Je n'ai pas pu m'en empêcher, et je suis retourné le voir, à l'avant-première de mardi soir. Je voulais ne pas en perdre une miette. A la sortie de la projection de presse, j'avais entendu un critique dire "c'est encore mieux la deuxième fois...". Je confirme. De savoir à l'avance là ou Apitchounet va nous entraîner, d'essayer de deviner les "coutures", de savourer l'ambiance sonore amniotiquement apaisante, de tenter de sérier les choses (là c'est en vrai, là c'est un souvenir, là c'est une vie antérieure, là c'est une légende, là c'est je ne sais pas...) pas d'essayer de comprendre à toute force ni d'intellectualiser, non, juste se laisser porter,  prendre place, accepter le jeu...
Dériver
(Il y avait, à côté de moi, une dame, qui, visiblement ne partageait pas mon enthousiasme et dont l'agitation croissante m'a presque un peu gâché mon plaisir (à la fin, elle était occupée à ôter, en les grattouillant, les bouloches de son pull, qu'elle jetait ensuite négligemment devant elle. j'ai failli lui dire "Mais sortez donc!" lorsqu'elle s'est enfin décidée à le faire, cette cruchasse ( juste deux minutes avant la fin du film.)
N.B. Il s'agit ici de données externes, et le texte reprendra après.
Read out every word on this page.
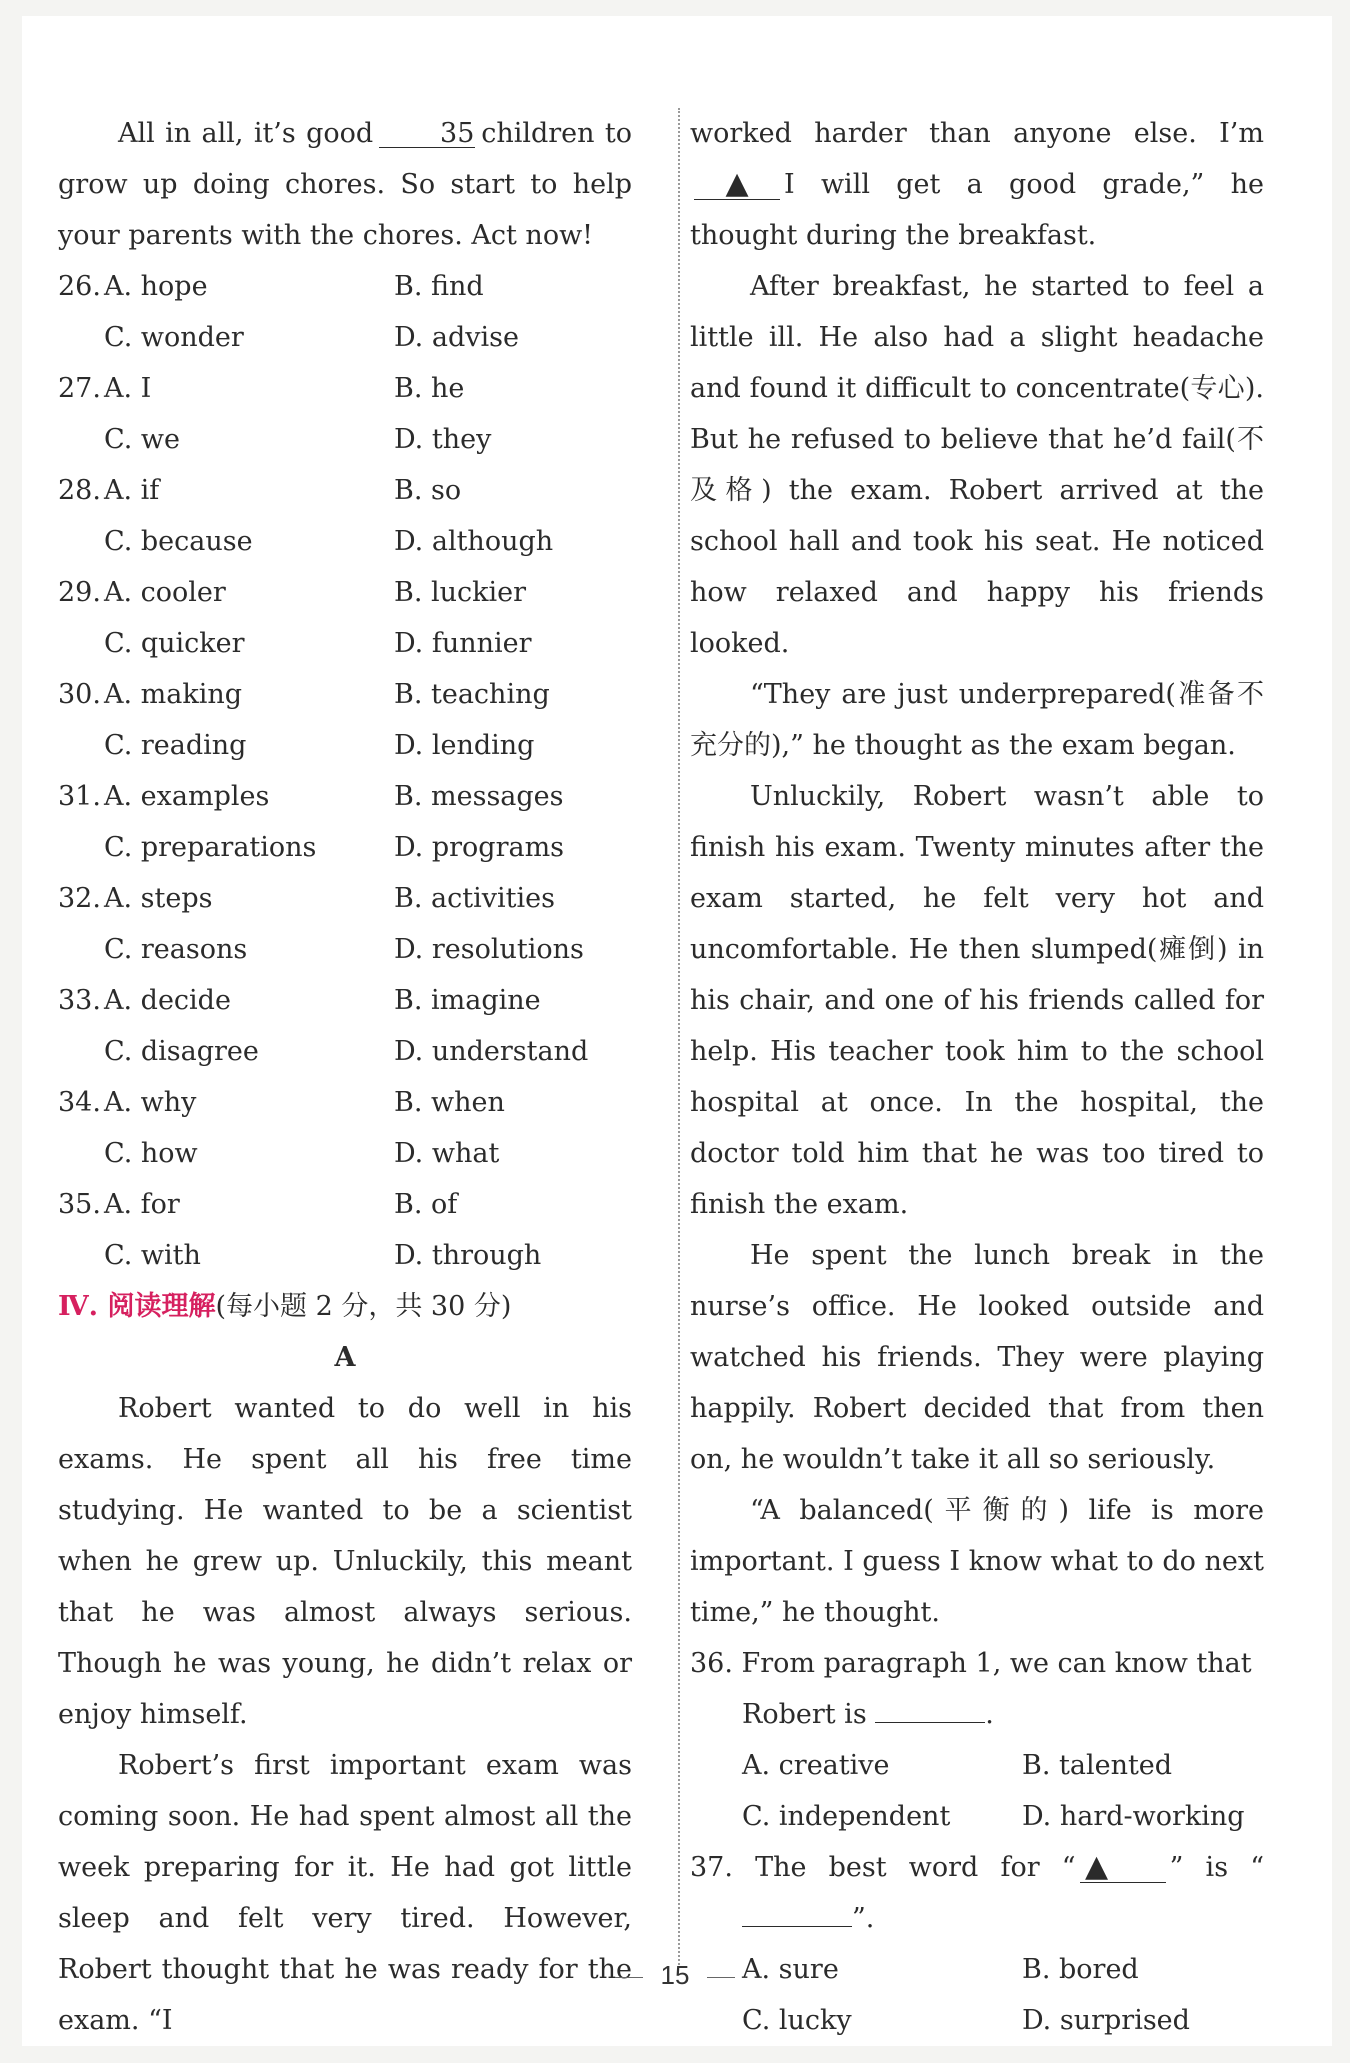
All in all, it’s good 35 children to grow up doing chores. So start to help your parents with the chores. Act now!

26. A. hope	B. find
C. wonder	D. advise
27. A. I	B. he
C. we	D. they
28. A. if	B. so
C. because	D. although
29. A. cooler	B. luckier
C. quicker	D. funnier
30. A. making	B. teaching
C. reading	D. lending
31. A. examples	B. messages
C. preparations	D. programs
32. A. steps	B. activities
C. reasons	D. resolutions
33. A. decide	B. imagine
C. disagree	D. understand
34. A. why	B. when
C. how	D. what
35. A. for	B. of
C. with	D. through

Ⅳ. 阅读理解(每小题 2 分，共 30 分)

A

Robert wanted to do well in his exams. He spent all his free time studying. He wanted to be a scientist when he grew up. Unluckily, this meant that he was almost always serious. Though he was young, he didn’t relax or enjoy himself.

Robert’s first important exam was coming soon. He had spent almost all the week preparing for it. He had got little sleep and felt very tired. However, Robert thought that he was ready for the exam. “I

worked harder than anyone else. I’m▲ I will get a good grade,” he thought during the breakfast.

After breakfast, he started to feel a little ill. He also had a slight headache and found it difficult to concentrate(专心). But he refused to believe that he’d fail(不及格) the exam. Robert arrived at the school hall and took his seat. He noticed how relaxed and happy his friends looked.

“They are just underprepared(准备不充分的),” he thought as the exam began.

Unluckily, Robert wasn’t able to finish his exam. Twenty minutes after the exam started, he felt very hot and uncomfortable. He then slumped(瘫倒) in his chair, and one of his friends called for help. His teacher took him to the school hospital at once. In the hospital, the doctor told him that he was too tired to finish the exam.

He spent the lunch break in the nurse’s office. He looked outside and watched his friends. They were playing happily. Robert decided that from then on, he wouldn’t take it all so seriously.

“A balanced(平衡的) life is more important. I guess I know what to do next time,” he thought.

36. From paragraph 1, we can know that Robert is	.

A. creative	B. talented
C. independent	D. hard-working

37. The best word for “ ▲ ” is “”.

A. sure	B. bored
C. lucky	D. surprised
15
Je n'en perdais donc, effectivement, néanmoins pas une miette, les conditions de projection étaient top (le Plazza Victor Hugo à Besançon, pour ne pas le nommer) et je savourais les moments successifs (le buffle, les fantômes, les tamariniers, la dialyse, la grotte, le moine, le karaoké), en réalisant que ces personnages de grands singes noirs aux yeux rouges, qui avaient pu, à la première vision, me sembler presque un poil too much, étaient devenus un des éléments les plus importants pour moi dans cette histoire, (et sans doute l'unique "point commun" à plusieurs parties).
C'est vrai que le film est lent, et que certaines séquences, filmées par d'autres, eussent sans doute perdu leur charisme. Justement, on est là, on prend son temps on se laisse aller...
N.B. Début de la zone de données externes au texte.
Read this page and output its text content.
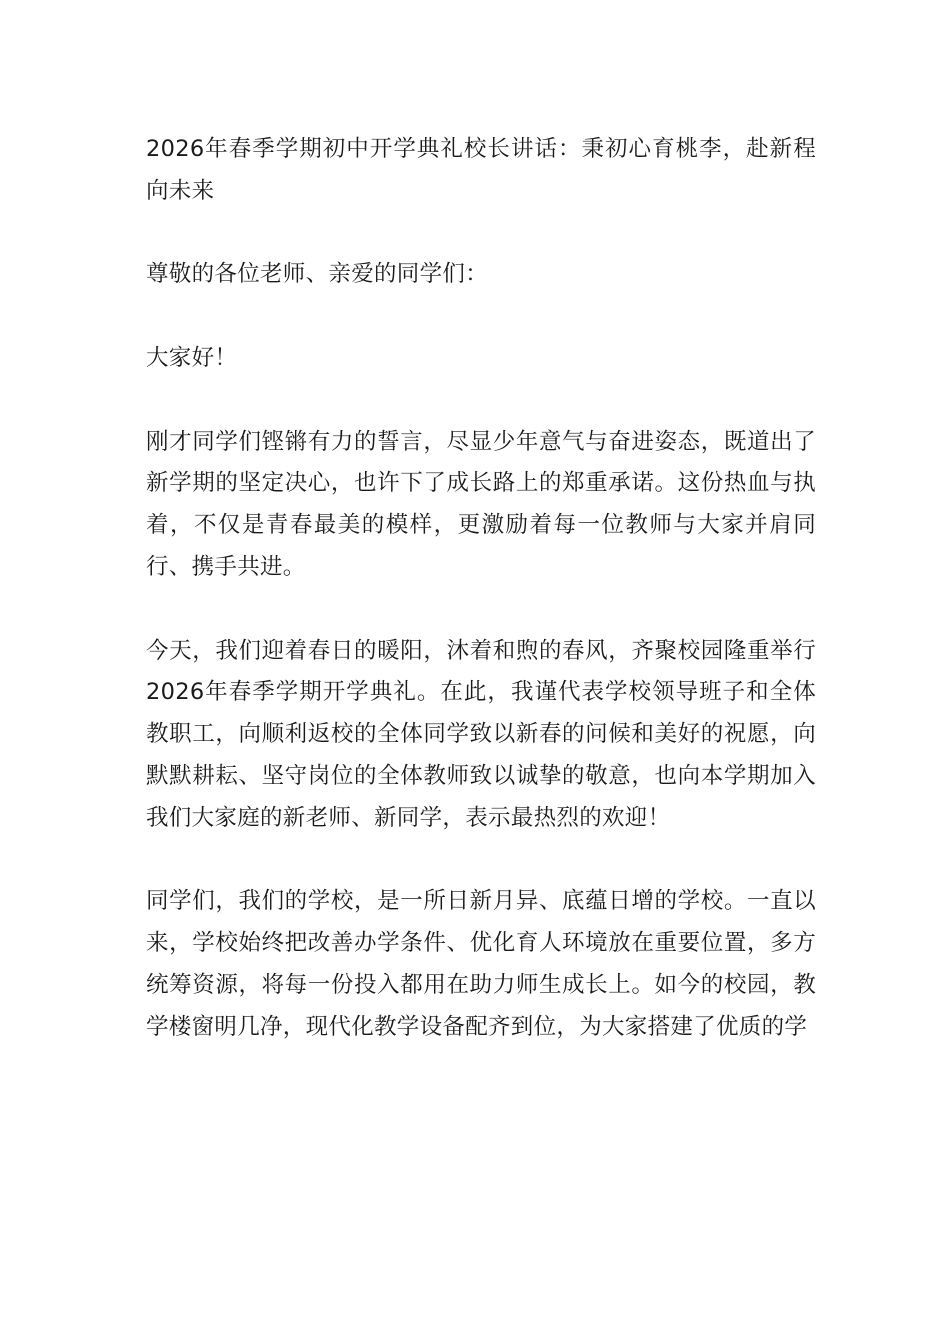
2026年春季学期初中开学典礼校长讲话：秉初心育桃李，赴新程向未来

尊敬的各位老师、亲爱的同学们：

大家好！

刚才同学们铿锵有力的誓言，尽显少年意气与奋进姿态，既道出了新学期的坚定决心，也许下了成长路上的郑重承诺。这份热血与执着，不仅是青春最美的模样，更激励着每一位教师与大家并肩同行、携手共进。

今天，我们迎着春日的暖阳，沐着和煦的春风，齐聚校园隆重举行2026年春季学期开学典礼。在此，我谨代表学校领导班子和全体教职工，向顺利返校的全体同学致以新春的问候和美好的祝愿，向默默耕耘、坚守岗位的全体教师致以诚挚的敬意，也向本学期加入我们大家庭的新老师、新同学，表示最热烈的欢迎！

同学们，我们的学校，是一所日新月异、底蕴日增的学校。一直以来，学校始终把改善办学条件、优化育人环境放在重要位置，多方统筹资源，将每一份投入都用在助力师生成长上。如今的校园，教学楼窗明几净，现代化教学设备配齐到位，为大家搭建了优质的学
"Paisible" le mot est dit, et fut répété par plusieurs spectateurs et critiques, d'ailleurs.
Je pus donc vérifier que, contrairement à ce que je pensais, je n'avais -pratiquement- rien perdu du tout, (car c'est un film qui porte à la rêverie, et auquel il est quasiment impossible d'être attentif complètement, tout le temps...) et que, contrairement aussi à ce que je croyais, il n'y avait aucune "couture" entre la plupart des scènes qui sont juste, comme on dit (j'espère que je ne me plante pas) "montées cut".
Et que, si l'élément de surprise ne jouait plus (même si j'ai raté l'apparition du fantôme de l'épouse), la fascination , elle, jouait toujours à plein. J'avais le coeur qui battait, j'étais souvent béat, avec un léger sourire un peu bête me retroussant les commissures.J'étais bien. J'aime la jungle chez Apitchounet.
Comme si j'étais, (oui je sais, c'est stupide) amoureux de ce film, en quelque sorte, et sans parvenir du tout à l'expliciter ou le rationaliser. Les raisons de, je veux dire.
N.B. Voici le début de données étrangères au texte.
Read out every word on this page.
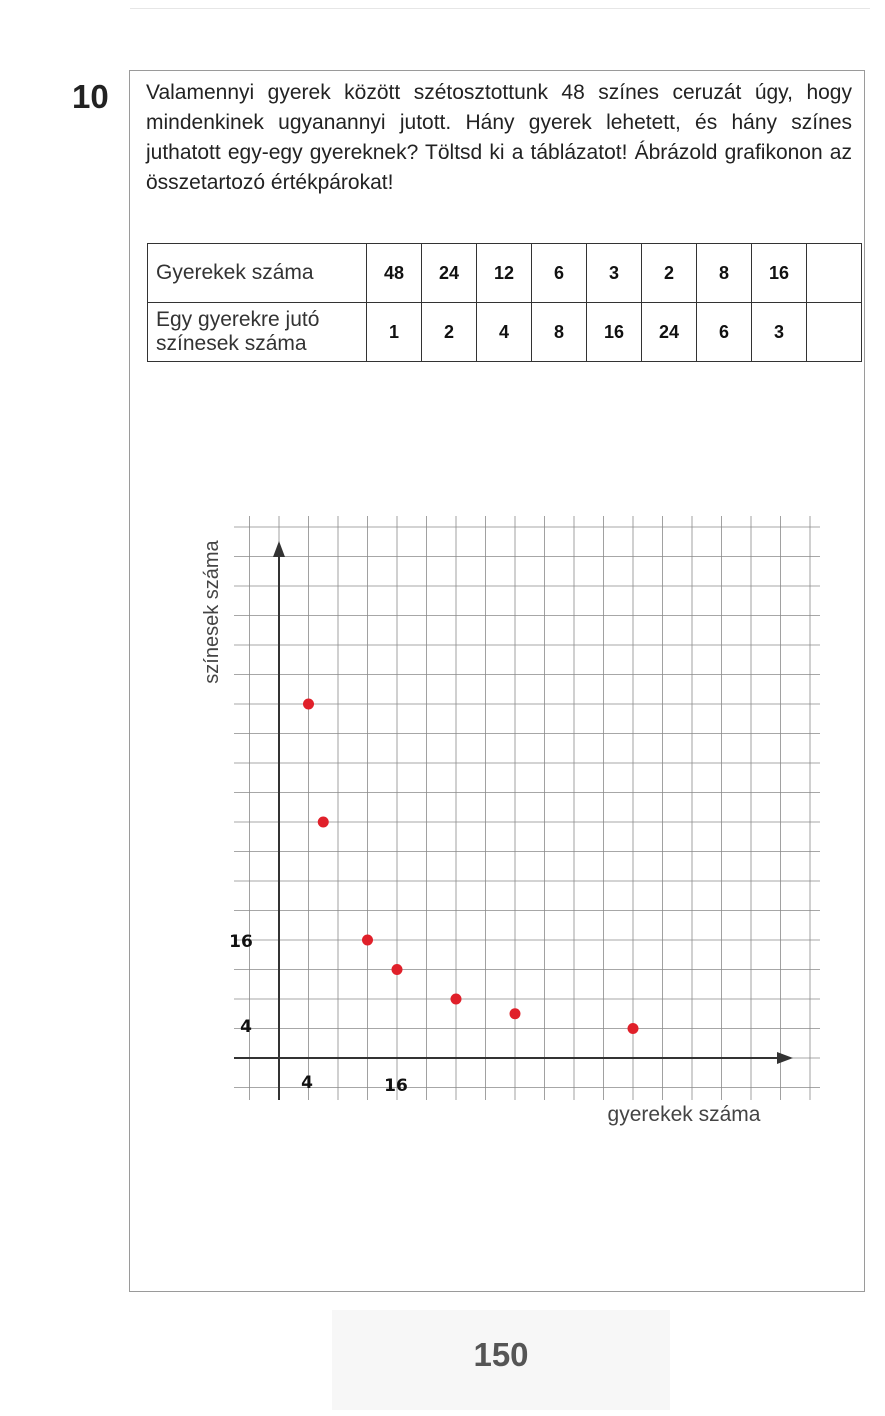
10 Valamennyi gyerek között szétosztottunk 48 színes ceruzát úgy, hogy mindenkinek ugyanannyi jutott. Hány gyerek lehetett, és hány színes juthatott egy-egy gyereknek? Töltsd ki a táblázatot! Ábrázold grafikonon az összetartozó értékpárokat!
Gyerekek száma	48	24	12	6	3	2	8	16	
Egy gyerekre jutó színesek száma	1	2	4	8	16	24	6	3	
színesek száma
gyerekek száma
4	16
4
16
150
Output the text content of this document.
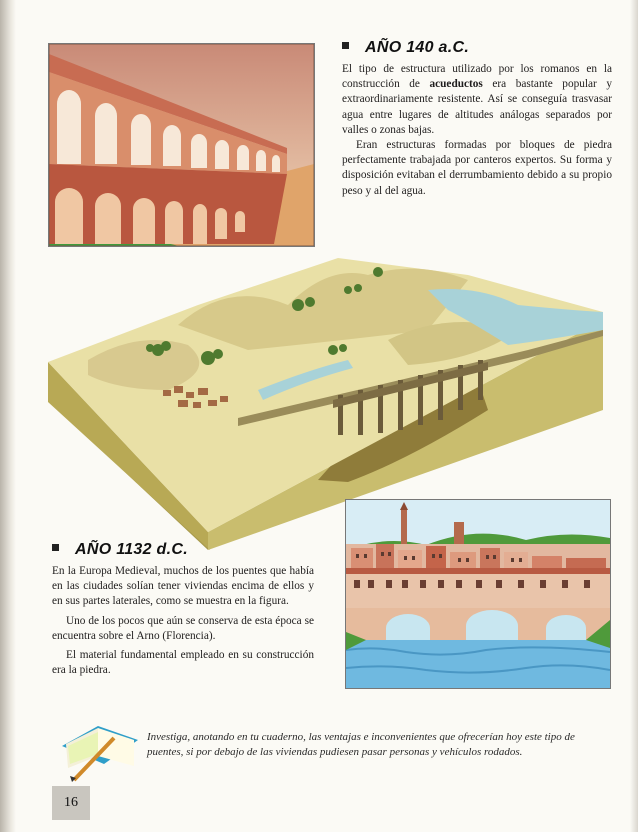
AÑO 140 a.C.

El tipo de estructura utilizado por los romanos en la construcción de acueductos era bastante popular y extraordinariamente resistente. Así se conseguía trasvasar agua entre lugares de altitudes análogas separados por valles o zonas bajas.

Eran estructuras formadas por bloques de piedra perfectamente trabajada por canteros expertos. Su forma y disposición evitaban el derrumbamiento debido a su propio peso y al del agua.

AÑO 1132 d.C.

En la Europa Medieval, muchos de los puentes que había en las ciudades solían tener viviendas encima de ellos y en sus partes laterales, como se muestra en la figura.

Uno de los pocos que aún se conserva de esta época se encuentra sobre el Arno (Florencia).

El material fundamental empleado en su construcción era la piedra.

Investiga, anotando en tu cuaderno, las ventajas e inconvenientes que ofrecerían hoy este tipo de puentes, si por debajo de las viviendas pudiesen pasar personas y vehículos rodados.
16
J'ai fini par y revenir, une troisième fois (hier), car il était programmé -par nos soins- dans le bôô cinéma. Et, oui, comme un fiancé, j'étais impatient que les lumières s'éteignent, que l'horrible musique de la salle s'arrête, que le buffle fasse son apparition... Et, dès que ça s'est produit, j'étais à nouveau dans le même état : bien. Même si les conditions de projection m'ont semblé, cette fois, être les moins bonnes des trois fois. Pas à la hauteur. Pourtant l'écran est gigantesque, mais, peut-être à cause de, le film m'est apparu, (certaines séquences tout du moins), pas net, voire quasiment flou (les scènes d'intérieur surtout, ce qui est tout de même un peu dommage). Et je pense que la barre noire en dessous de l'écran n'était pas indispensable (d'ailleurs était-il normal que les têtes tout en haut soient plusieurs fois carrément coupées ?), et même la bande-son m'a semblé beaucoup moins enveloppante (j'avais pourtant pris soin de nous installer (j'étais avec Emma) au centre de la salle... Pour profiter au maximum.
Pourtant je ne me suis même pas levé pour aller ronchonner, tant pis me suis-je dit en me faisant une raison (et surtout, je  crois que je n'avais pas envie de me heurter aux sarcasmes du projectionniste, aussi irascible que caractériel, qui m'auraient sans doute gâché mon plaisir doux et sorti manu militari de cet état bienheureux...)
Et bien, figurez-vous que, même à la troisième vison, c'est kif-kif. Autant de plaisir, et même redécouvrir de nouveaux bonheurs supplémentaires (ou qu'on avait oubliés) : L'eau à la fin de la scène de la princesse, les gens sous les moustiquaires, les quelques mots de français sous les tamariniers, la lune dans le feuillage) ajoutés à ceux que je connaissais déjà et que j'attendais donc : la scène d'ouverture, l'arrivée des fantômes (j'ai été très attentif à l'apparition de l'épouse, même si je n'arrive plus à me souvenir exactement quand /comment disparaît le fils.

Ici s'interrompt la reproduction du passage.